It is the best of times; it is the worst of times
The picture of the proposed future for the Victoria Park Boardwalk is finally coming into focus. The possibilities and the threats are both being understood by more people. Some of the politicians are beginning to pay attention.
The bluster coming from City Hall is not quite so platitudinous or negative. Some councillors are beginning to realize there is substance in the concerns and fears of the more than 300 people who signed the petition. They realize that the 300 plus signers are only a small fraction of those opposed to the sweeping changes already adopted by council for our boardwalk. Some of them are realizing that the consultants painted a much too rosy picture of the changes. And they realize next year is an election year for city council, fortunately for us!
Because of delays and platitudes coming from City Hall, the promised pubic meeting had to be postponed. The change of seasons has meant the petitioners are starting to focus on fall and winter living and might not be available for a public meeting this late. To plan and hold a public meeting starting now would put the meeting off to near Christmas.
We have told the mayor that does not work for the petitioners. He has agreed verbally to our proposal to hold the meeting next May.
Our reasoning? Hibernating boardwalk users will likely be back full force in May. We will have done a lot more research and maybe City Council will have a more in depth knowledge of the concerns of people. And, again, it will be an election year. We will be harder to ignore.
So what issues have become clearer?
First, the core issue of a multi-modal boardwalk has been exposed for what it is. Thank goodness a lot of boardwalk users travel. We have been receiving reports from far and wide about multi-modal boardwalks.
The consultants report that multi-modals work. And they do, but at a huge price. The price is they only work for healthy, driven, disciplined people who will watch out every minute for danger all around them.
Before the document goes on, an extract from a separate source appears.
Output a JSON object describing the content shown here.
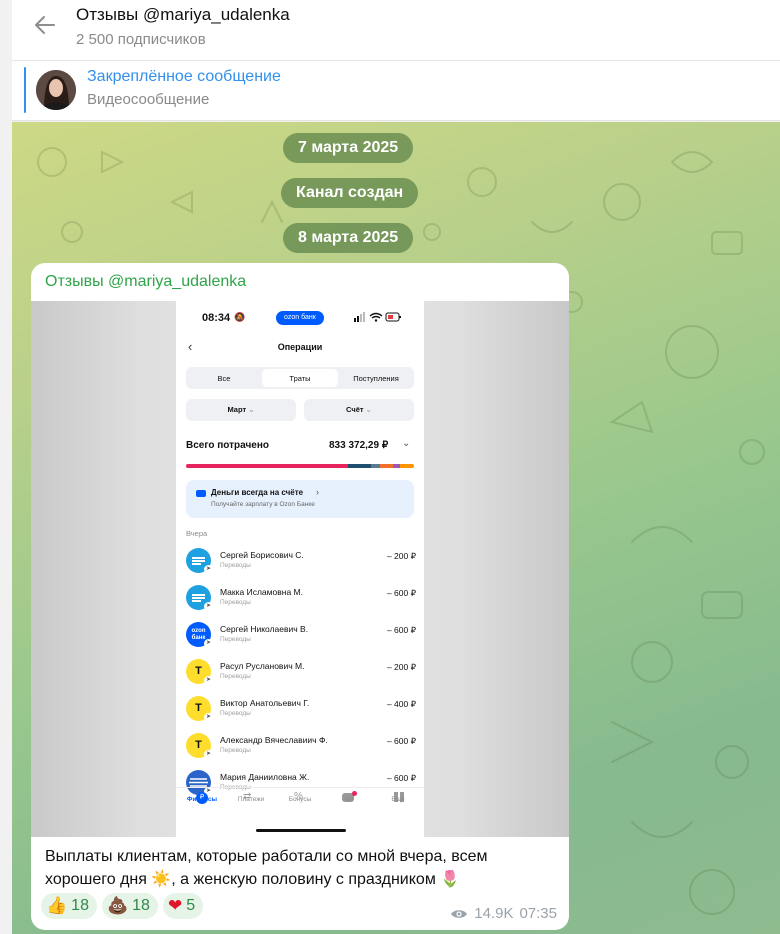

They do not work for people who move slowly, or people who have handicaps or those who are blind or hard of hearing or children or those listening to music on their mobile devices or people who want to take time to chat with someone else or for most dog-walkers . . . and the list goes on.
Most of these people in other cities simply stay away from multi-modals! It is too dangerous.
We have reports from people who have used the boardwalks in Stanley Park in Vancouver, the Municipal Park in Saskatoon, Stanford University, Rideau Park in Ottawa, Halifax Waterfront, Summerside and even Brussels, Belgium. We will undoubtedly hear about others. We hope to have people who have experienced these issues first hand present at the public meeting in May.
The second core issue is the domino effect of opening the west bound lane of the boulevard to vehicle traffic.
Domino 1. The consultants recommend the westbound lane be opened. Assume for the moment it happens.
Domino 2. Bicycles and other present users of the westbound lane would be redirected to the boardwalk.
Domino 3. The boardwalk would need to be rebuilt multi-modal style at a cost of $6.3 million dollars.
Domino 4. A large portion of present boardwalk users will continue to feel threatened and like users of multi-modal boardwalks will withdraw from using our Victoria Park boardwalk.
Domino 5. Socializing on the boardwalk will generally not be possible.
Domino 6. Most of those who enjoy the goings on while sitting in their cars will be unable to do so.
Domino 7. The city will be faced with the question of how to offer safe, pleasant alternatives for those who have no safe place to go since the boardwalk will effectively be closed off to them.
The third core issue is that most parking along the boardwalk will disappear. Again, a whole sub-population of present users will either be chased away or seriously inconvenienced. They too will have to find other much less satisfactory ways to enjoy the beauty and friendliness of our boardwalk, our park and its people.
The recommendations in the Victoria Park Master Plan have been adopted by City Council. What a shame. Some of them which have nothing to do with the boardwalk may seem strange, wasteful and counter-productive. However, for users of the boardwalk and its environs the issues above far outweigh any of the other problems in the plan.
Boardwalk users heartily endorse what Pat O’Neil said in his public commentary (The Guardian, July 30), “the (present) situation in Victoria Park is unique and better than what is available in other cities where cyclists are mixed with walkers”. (multi-modal)
Let’s make sure the promised public meeting will be a major force in altering the boardwalk section of the Master Plan as it now stands. Only when that happens can it serve the useful purpose it is intended to have. Mark your calendar for a public meeting about the Boardwalk in May 2014!!